Is this not the loveliest KUCLC poster ever?  I think so.
What this means, is that I will not review books on this site - much - for the next three or four weeks.  but I will LIST what I have read.

Beetle Boy by M. G. Leonard
Trash Mountain by Jane Yolen
Nick and Tesla's Solar-Powered Showdown by Bob Pflugfelder and Steve Hockensmith

And because I deserve to read adult books once in awhile, Malice at the Palace by Rhys Bowen.

Sign up for KU's Children's Literature Conference TODAY!!

Sunday, March 6, 2016

Book update

1.  Battle of the Kids Books begins tomorrow.  I did not get to read the two contenders in this first match up but I predict... nothing.  Check back later.

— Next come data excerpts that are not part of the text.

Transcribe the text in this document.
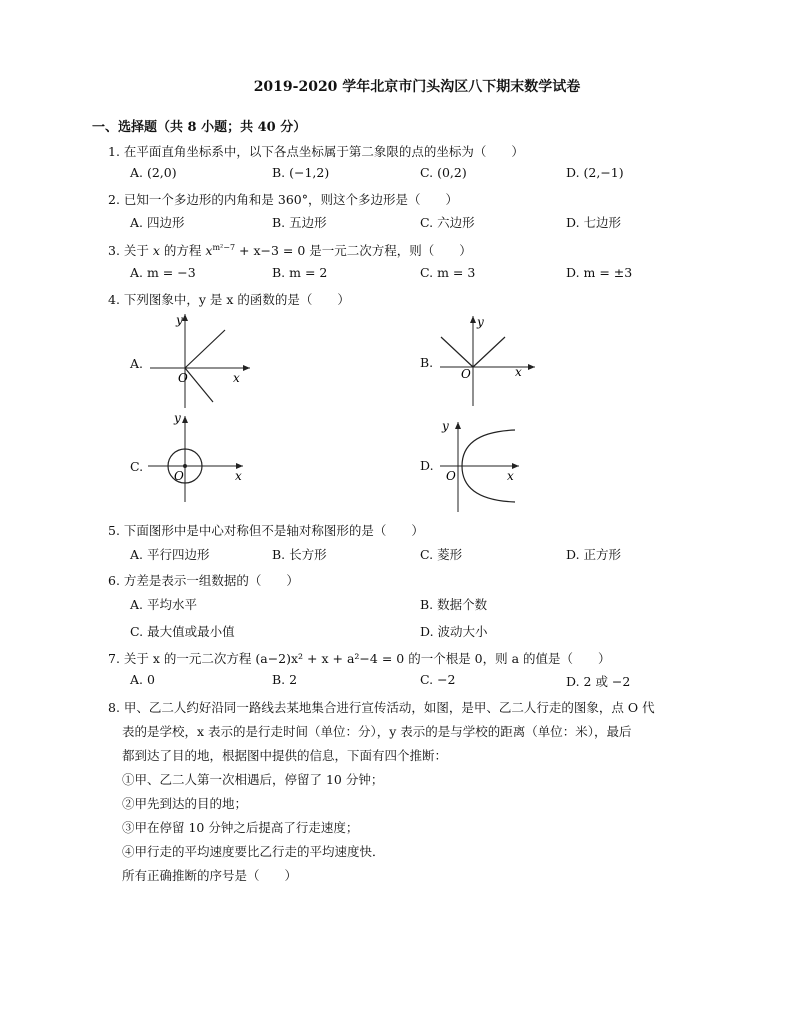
2019-2020 学年北京市门头沟区八下期末数学试卷
一、选择题（共 8 小题；共 40 分）
1. 在平面直角坐标系中，以下各点坐标属于第二象限的点的坐标为（　　）
A. (2,0)	B. (−1,2)	C. (0,2)	D. (2,−1)
2. 已知一个多边形的内角和是 360°，则这个多边形是（　　）
A. 四边形	B. 五边形	C. 六边形	D. 七边形
3. 关于 x 的方程 $x^{m^2-7} + x-3 = 0$ 是一元二次方程，则（　　）
A. m = −3	B. m = 2	C. m = 3	D. m = ±3
4. 下列图象中，y 是 x 的函数的是（　　）
A.
y
x
O
B.
y
x
O
C.
y
x
O
D.
y
x
O
5. 下面图形中是中心对称但不是轴对称图形的是（　　）
A. 平行四边形	B. 长方形	C. 菱形	D. 正方形
6. 方差是表示一组数据的（　　）
A. 平均水平	B. 数据个数
C. 最大值或最小值	D. 波动大小
7. 关于 x 的一元二次方程 (a−2)x² + x + a²−4 = 0 的一个根是 0，则 a 的值是（　　）
A. 0	B. 2	C. −2	D. 2 或 −2
8. 甲、乙二人约好沿同一路线去某地集合进行宣传活动，如图，是甲、乙二人行走的图象，点 O 代
表的是学校，x 表示的是行走时间（单位：分），y 表示的是与学校的距离（单位：米），最后
都到达了目的地，根据图中提供的信息，下面有四个推断：
①甲、乙二人第一次相遇后，停留了 10 分钟；
②甲先到达的目的地；
③甲在停留 10 分钟之后提高了行走速度；
④甲行走的平均速度要比乙行走的平均速度快．
所有正确推断的序号是（　　）
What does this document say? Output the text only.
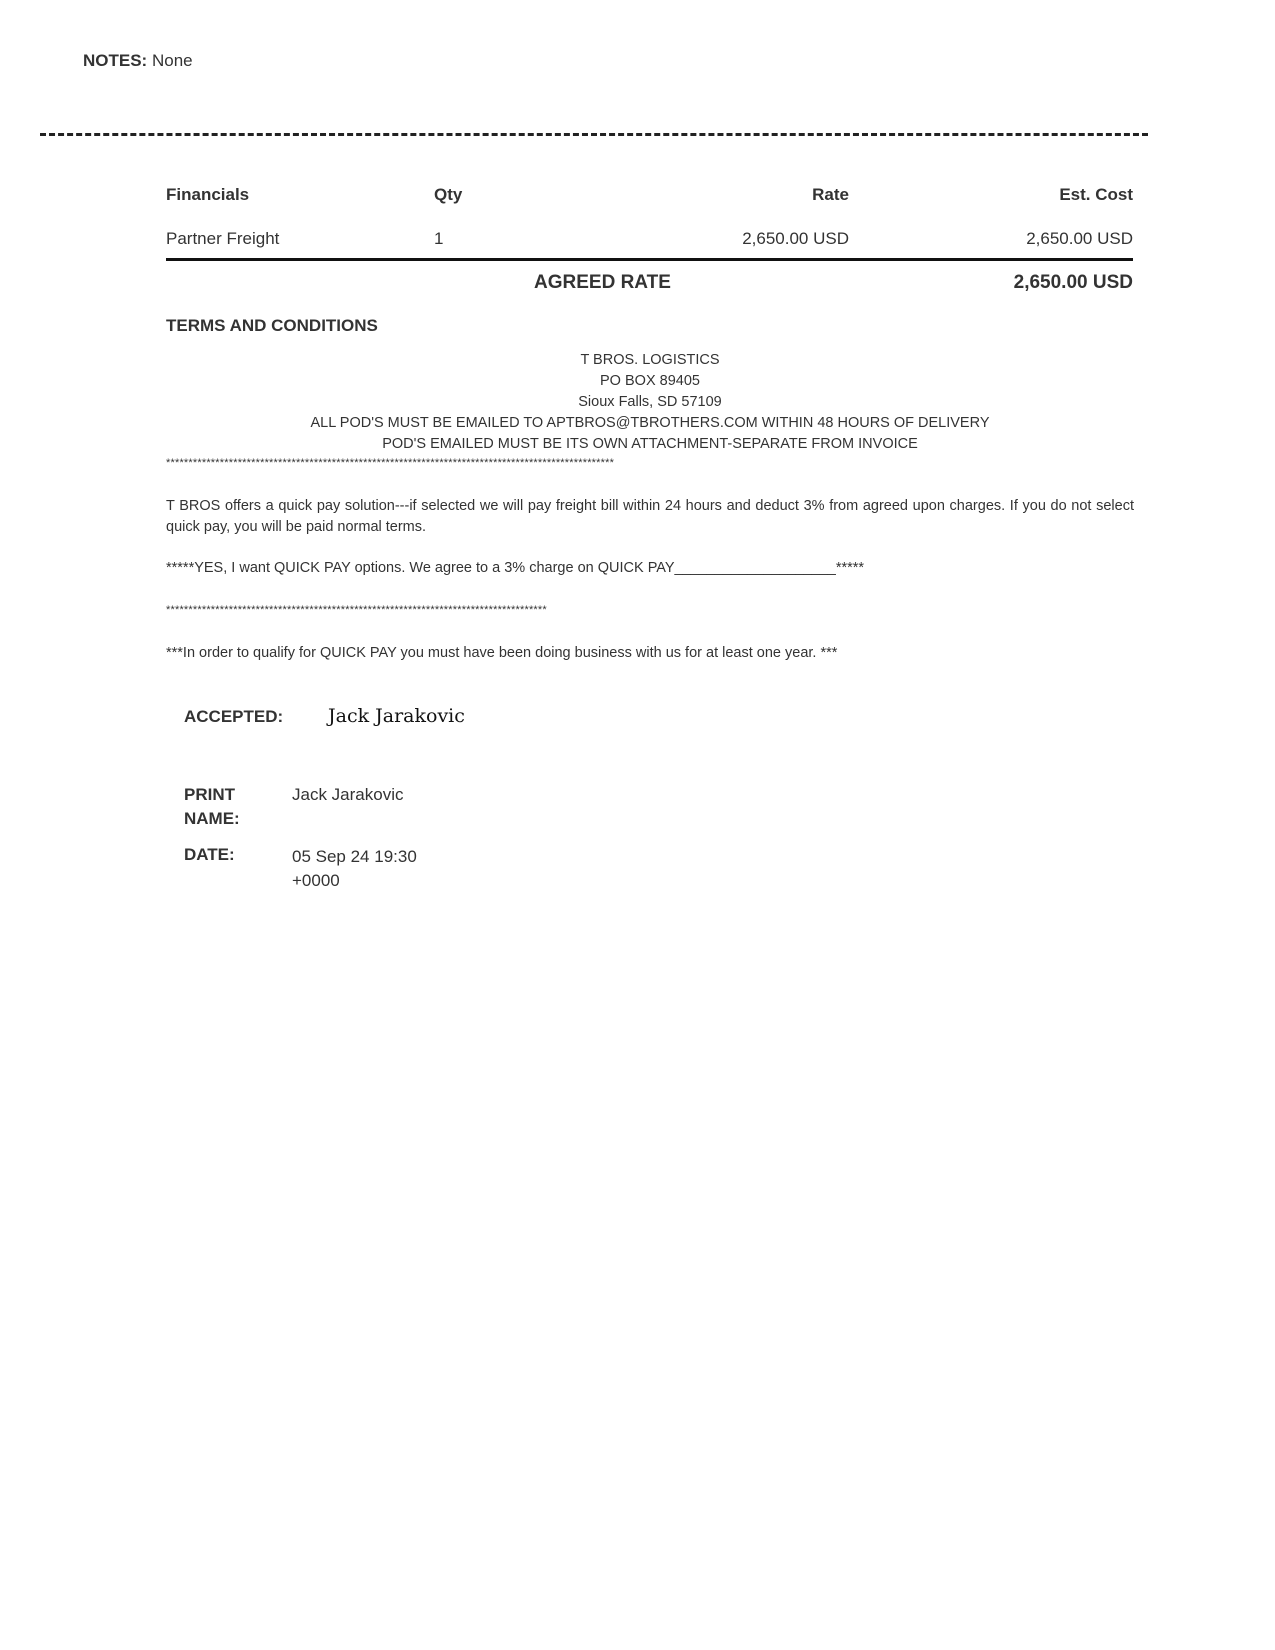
NOTES: None
Financials	Qty	Rate	Est. Cost
Partner Freight	1	2,650.00 USD	2,650.00 USD
AGREED RATE	2,650.00 USD
TERMS AND CONDITIONS
T BROS. LOGISTICS
PO BOX 89405
Sioux Falls, SD 57109
ALL POD'S MUST BE EMAILED TO APTBROS@TBROTHERS.COM WITHIN 48 HOURS OF DELIVERY
POD'S EMAILED MUST BE ITS OWN ATTACHMENT-SEPARATE FROM INVOICE
****************************************************************************************************
T BROS offers a quick pay solution---if selected we will pay freight bill within 24 hours and deduct 3% from agreed upon charges. If you do not select quick pay, you will be paid normal terms.
*****YES, I want QUICK PAY options. We agree to a 3% charge on QUICK PAY____________________*****
*************************************************************************************
***In order to qualify for QUICK PAY you must have been doing business with us for at least one year. ***
ACCEPTED: Jack Jarakovic
PRINT
NAME:
Jack Jarakovic
DATE:	05 Sep 24 19:30
+0000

2.  Here are the books I have read in the last two - or so - weeks.
     Grayling's Song by Karen Cushman
    It Ain't So Awful, Falafel by Firoozeh Dumas
    The Art of Not Breathing by Sarah Alexander
    The Museum of Heartbreak by Meg Leder 
   Towers Falling by Jewell Parker Rhodes
   Look Out for the Fitzgerald-Trouts  by Esta Spalding
Also, Strangeways to Oldham by Andrea Fraser - but that is an adult murder mystery.  Still, I read it and it was a good old fashioned "cottage" mystery with adult tricycles, a stolid butler and a hilarious cast of characters.

All of these books - except for the murder mystery - are e-galleys. Sorry, you can't read them yet.  I enjoyed them all.  They are a mix of styles and genres - some fun, some suspenseful, some heartbreaking.  I will review several, if not all, in future posts.